Navigating the e-bike boom with America’s outdated infrastructure



Electric bikes are becoming increasingly popular around the world. In the U.S. e-bike sales are outpacing electric and hybrid cars combined, according to the Light Electric Vehicle Association.

“The level of ridership has almost doubled or more every year since 2015,” said Mike Radenbaugh, the founder and chairman of Rad Power Bikes. “And we see no slowing of that in the years forward as we look at fuel prices increasing and other challenges to transportation only getting worse.”

This trend is in large part due to the variety of options that have entered the market. Some are built specifically for certain jobs such as food delivery, others are designed to fold up or built with extra seats for kids.

Now, they’re being used as a convenient micro-mobility transportation option for those who don’t want the inconveniences and costs that come with a car.

In the U.S., some e-bikes can travel at up to 28 mph, but most peak at around 20 mph.

This speed is often blamed for the increased dangers that are seen with e-bikes compared with those of traditional bikes.

“It’s actually simple physics. If a car is traveling 45 or 40 miles an hour and hits somebody, it’s almost a certain fatality. Whereas if that same car is traveling just 10 miles an hour less, you’ve got less than half that probability of a fatality,” said Charles DiMaggio, a professor of surgery and population health at NYU who led a study on e-bike injuries.

The severity of injuries between different forms of micro-mobility has proven e-bikes to be significantly more dangerous.

“E-bikes are three times more likely to result in a hospitalization if an injury occurs compared to traditional bikes,” DiMaggio said.

However, e-bikers and cycling enthusiasts argue the speed isn’t an issue — but cars are.

“Cars are the greatest threat to other road users,” Radenbaugh said. “Whether that’s pedestrians, regular cyclists or electric bikes.”

In places such as the Netherlands where biking infrastructure is prioritized, e-bikes are significantly safer to use.

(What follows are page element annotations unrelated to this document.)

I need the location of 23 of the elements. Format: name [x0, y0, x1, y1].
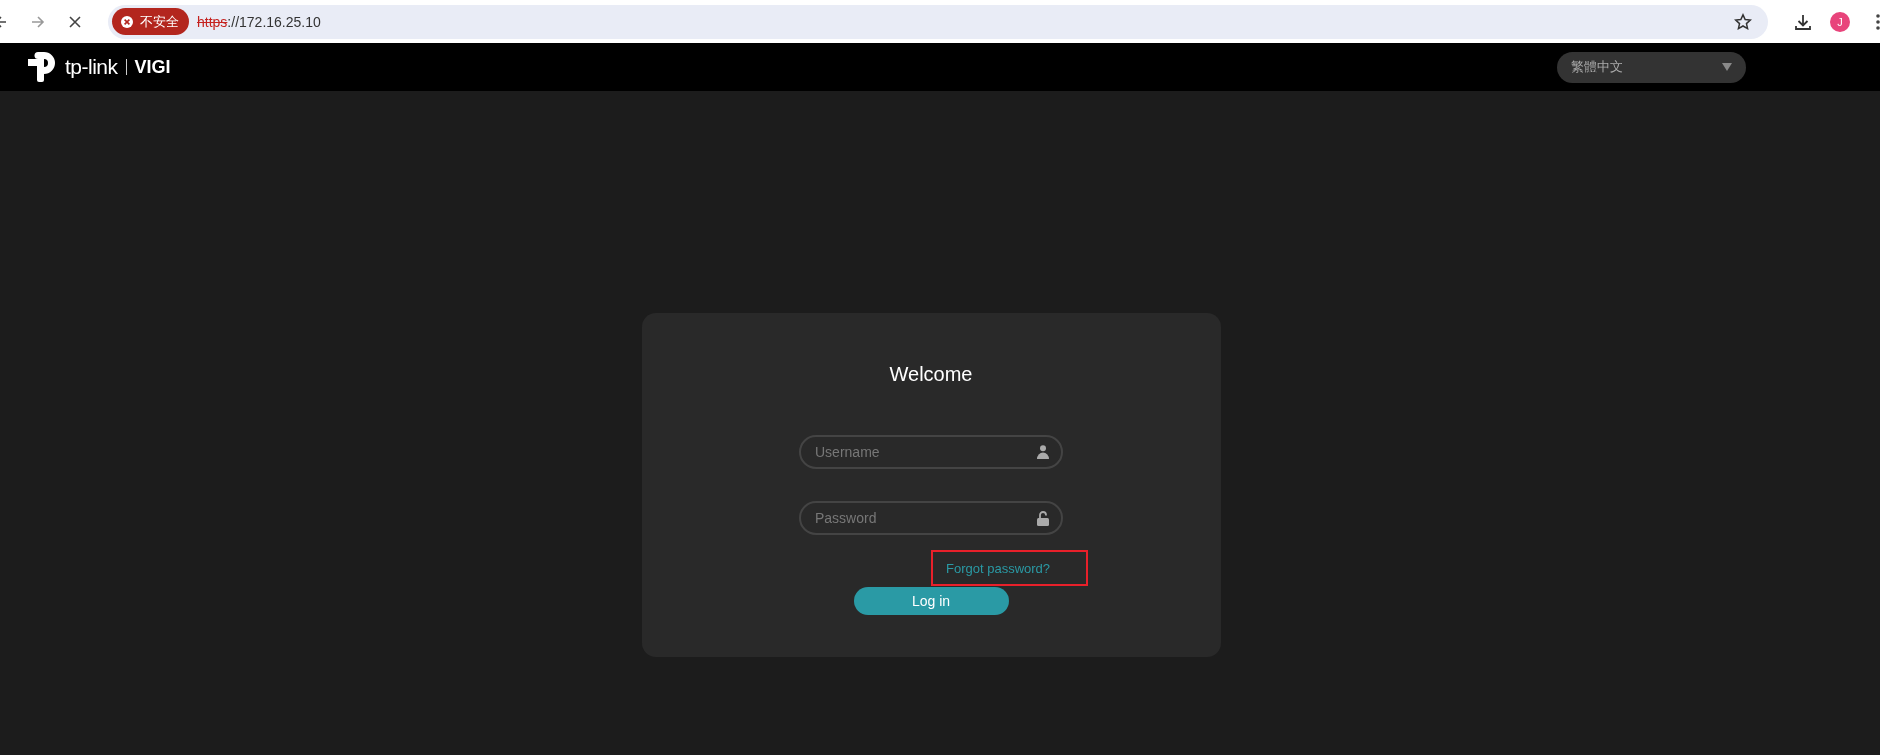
- forward-arrow-icon[interactable]: [30, 13, 46, 30]
- brand-name: tp-link: [65, 55, 118, 79]
- profile-avatar[interactable]: J: [1830, 11, 1850, 32]
- product-name: VIGI: [134, 56, 171, 78]
- unlocked-padlock-icon: [1037, 511, 1049, 526]
- dropdown-caret-icon: [1722, 63, 1732, 71]
- address-bar[interactable]: 不安全 https://172.16.25.10: [108, 4, 1769, 39]
- username-field[interactable]: Username: [799, 435, 1063, 469]
- url-text: ://172.16.25.10: [227, 13, 321, 30]
- close-icon[interactable]: [68, 14, 82, 29]
- login-button[interactable]: Log in: [853, 587, 1009, 615]
- forgot-password-link[interactable]: Forgot password?: [946, 560, 1051, 576]
- welcome-title: Welcome: [889, 362, 973, 386]
- star-icon[interactable]: [1734, 12, 1753, 31]
- security-chip[interactable]: 不安全: [112, 8, 189, 35]
- user-icon: [1037, 445, 1049, 459]
- security-label: 不安全: [140, 12, 179, 31]
- url-scheme: https: [197, 13, 228, 30]
- menu-icon[interactable]: [1876, 13, 1880, 30]
- error-circle-icon: [120, 14, 134, 29]
- language-select[interactable]: 繁體中文: [1557, 51, 1746, 83]
- password-field[interactable]: Password: [799, 501, 1063, 535]
- download-icon[interactable]: [1794, 12, 1813, 31]
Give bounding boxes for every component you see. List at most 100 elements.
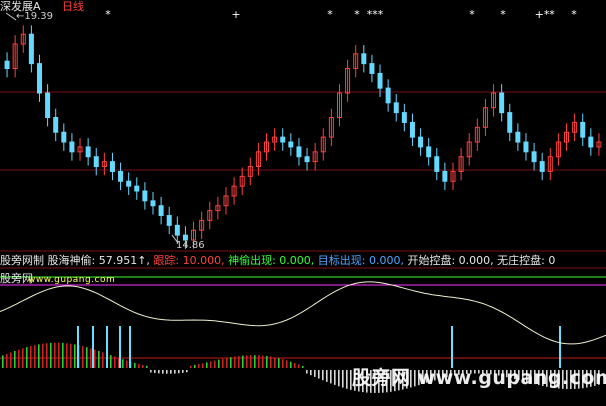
signal-mark: * xyxy=(571,8,577,21)
histogram-bar xyxy=(330,370,332,384)
histogram-bar xyxy=(234,356,236,368)
histogram-bar xyxy=(326,370,328,382)
histogram-bar xyxy=(46,343,48,368)
histogram-bar xyxy=(94,349,96,368)
histogram-bar xyxy=(50,342,52,368)
histogram-bar xyxy=(250,355,252,368)
candle-body xyxy=(401,112,407,123)
histogram-bar xyxy=(262,355,264,368)
histogram-bar xyxy=(154,370,156,374)
candle-body xyxy=(85,146,91,158)
indicator-item: 开始控盘: 0.000, xyxy=(403,254,494,267)
low-price-label: 14.86 xyxy=(176,240,205,252)
candle-body xyxy=(393,102,399,114)
candle-body xyxy=(126,180,132,187)
histogram-bar xyxy=(266,355,268,368)
signal-mark: * xyxy=(549,8,555,21)
histogram-bar xyxy=(122,359,124,368)
candle-body xyxy=(53,117,59,133)
candle-body xyxy=(523,141,529,153)
candle-body xyxy=(288,141,294,148)
histogram-bar xyxy=(138,364,140,368)
candle-body xyxy=(28,33,34,65)
histogram-bar xyxy=(146,365,148,368)
histogram-bar xyxy=(226,358,228,368)
histogram-bar xyxy=(2,355,4,368)
histogram-bar xyxy=(126,360,128,368)
histogram-bar xyxy=(314,370,316,377)
signal-mark: * xyxy=(354,8,360,21)
histogram-bar xyxy=(190,365,192,368)
candle-body xyxy=(36,63,42,94)
candle-body xyxy=(507,112,513,133)
sub-indicator-line xyxy=(0,281,606,345)
histogram-bar xyxy=(14,350,16,368)
histogram-bar xyxy=(178,370,180,374)
candle-body xyxy=(442,170,448,182)
histogram-bar xyxy=(62,342,64,368)
histogram-bar xyxy=(6,353,8,368)
indicator-item: 股海神偷: 57.951↑, xyxy=(47,254,150,267)
low-price-value: 14.86 xyxy=(176,240,205,251)
signal-mark: + xyxy=(231,8,240,21)
histogram-bar xyxy=(58,342,60,368)
histogram-bar xyxy=(114,356,116,368)
signal-mark: *** xyxy=(367,8,384,21)
histogram-bar xyxy=(318,370,320,379)
histogram-bar xyxy=(142,364,144,368)
histogram-bar xyxy=(282,359,284,368)
sub-signal-spikes xyxy=(77,326,561,368)
histogram-bar xyxy=(18,349,20,368)
indicator-name[interactable]: 股旁网制 xyxy=(0,254,44,267)
histogram-bar xyxy=(278,358,280,368)
candle-body xyxy=(109,161,115,172)
histogram-bar xyxy=(222,358,224,368)
indicator-bar: 股旁网制 股海神偷: 57.951↑, 跟踪: 10.000, 神偷出现: 0.… xyxy=(0,255,555,267)
stock-chart[interactable]: * + * * *** * * +* * * xyxy=(0,0,606,406)
candle-body xyxy=(531,151,537,163)
histogram-bar xyxy=(162,370,164,374)
histogram-bar xyxy=(338,370,340,387)
histogram-bar xyxy=(174,370,176,374)
candle-body xyxy=(515,131,521,143)
signal-mark: * xyxy=(327,8,333,21)
histogram-bar xyxy=(238,356,240,368)
histogram-bar xyxy=(214,360,216,368)
candle-body xyxy=(150,200,156,207)
histogram-bar xyxy=(210,361,212,368)
main-panel-grid xyxy=(0,91,606,252)
period-label[interactable]: 日线 xyxy=(62,1,84,13)
candle-body xyxy=(166,215,172,226)
histogram-bar xyxy=(22,348,24,368)
histogram-bar xyxy=(218,359,220,368)
candle-body xyxy=(499,92,505,114)
histogram-bar xyxy=(182,370,184,373)
histogram-bar xyxy=(198,364,200,368)
signal-marks: * + * * *** * * +* * * xyxy=(105,8,577,21)
histogram-bar xyxy=(246,355,248,368)
histogram-bar xyxy=(150,370,152,373)
histogram-bar xyxy=(322,370,324,381)
indicator-values: 股海神偷: 57.951↑, 跟踪: 10.000, 神偷出现: 0.000, … xyxy=(48,254,556,267)
histogram-bar xyxy=(86,347,88,368)
candle-body xyxy=(4,60,10,70)
candle-body xyxy=(174,224,180,236)
indicator-item: 跟踪: 10.000, xyxy=(149,254,225,267)
histogram-bar xyxy=(286,360,288,368)
signal-mark: * xyxy=(500,8,506,21)
histogram-bar xyxy=(158,370,160,374)
histogram-bar xyxy=(10,352,12,368)
candle-body xyxy=(304,156,310,163)
histogram-bar xyxy=(110,355,112,368)
high-price-label: ←19.39 xyxy=(16,11,54,22)
candle-body xyxy=(434,156,440,172)
histogram-bar xyxy=(70,343,72,368)
candle-body xyxy=(45,92,51,119)
indicator-item: 目标出现: 0.000, xyxy=(314,254,404,267)
histogram-bar xyxy=(294,362,296,368)
histogram-bar xyxy=(242,355,244,368)
signal-mark: +* xyxy=(535,8,550,21)
histogram-bar xyxy=(42,343,44,368)
histogram-bar xyxy=(230,357,232,368)
histogram-bar xyxy=(134,363,136,368)
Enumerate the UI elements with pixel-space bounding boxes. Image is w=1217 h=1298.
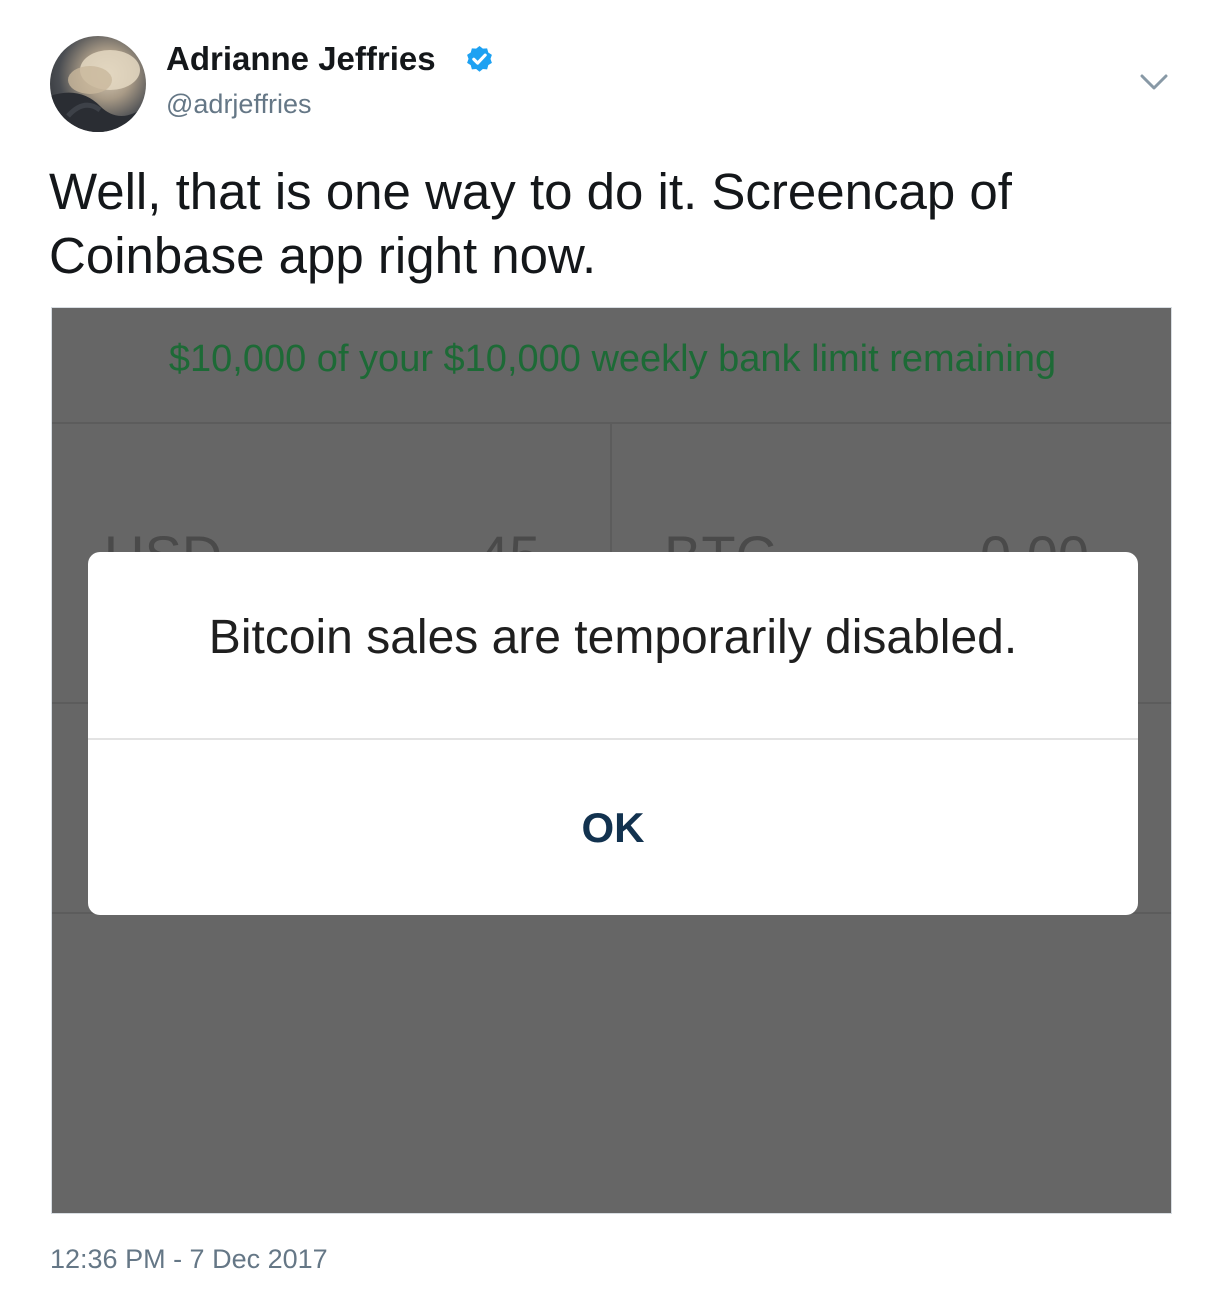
alert-dialog: Bitcoin sales are temporarily disabled. … [88, 552, 1138, 915]
tweet-text: Well, that is one way to do it. Screenca… [49, 163, 1012, 284]
avatar[interactable] [50, 36, 146, 132]
divider [52, 422, 1171, 424]
chevron-down-icon[interactable] [1138, 70, 1170, 94]
author-name[interactable]: Adrianne Jeffries [166, 40, 436, 78]
tweet-timestamp[interactable]: 12:36 PM - 7 Dec 2017 [50, 1244, 328, 1275]
dialog-message: Bitcoin sales are temporarily disabled. [208, 611, 1018, 664]
ok-button[interactable]: OK [88, 740, 1138, 915]
weekly-limit-text: $10,000 of your $10,000 weekly bank limi… [168, 338, 1057, 380]
verified-badge-icon [467, 45, 492, 72]
author-handle[interactable]: @adrjeffries [166, 89, 311, 120]
tweet-card: Adrianne Jeffries @adrjeffries Well, tha… [0, 0, 1217, 1298]
tweet-media-screenshot[interactable]: $10,000 of your $10,000 weekly bank limi… [51, 307, 1172, 1214]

“The big difference that you see here in the Netherlands compared to most other places, with very few exceptions, is that everybody cycles here. Everybody from 6-year-olds to 90-year-olds,” said Jason Slaughter, the creator of an urban planning YouTube channel called Not Just Bikes.

To make the U.S. safer for e-bikes, an approach similar to what has been done in much of the Netherlands — replacing roads with bike paths and pedestrian plazas — is a likely solution.

“And bicycle infrastructure is not expensive. But we need to start thinking about this seriously in North America as a network,” Slaughter said.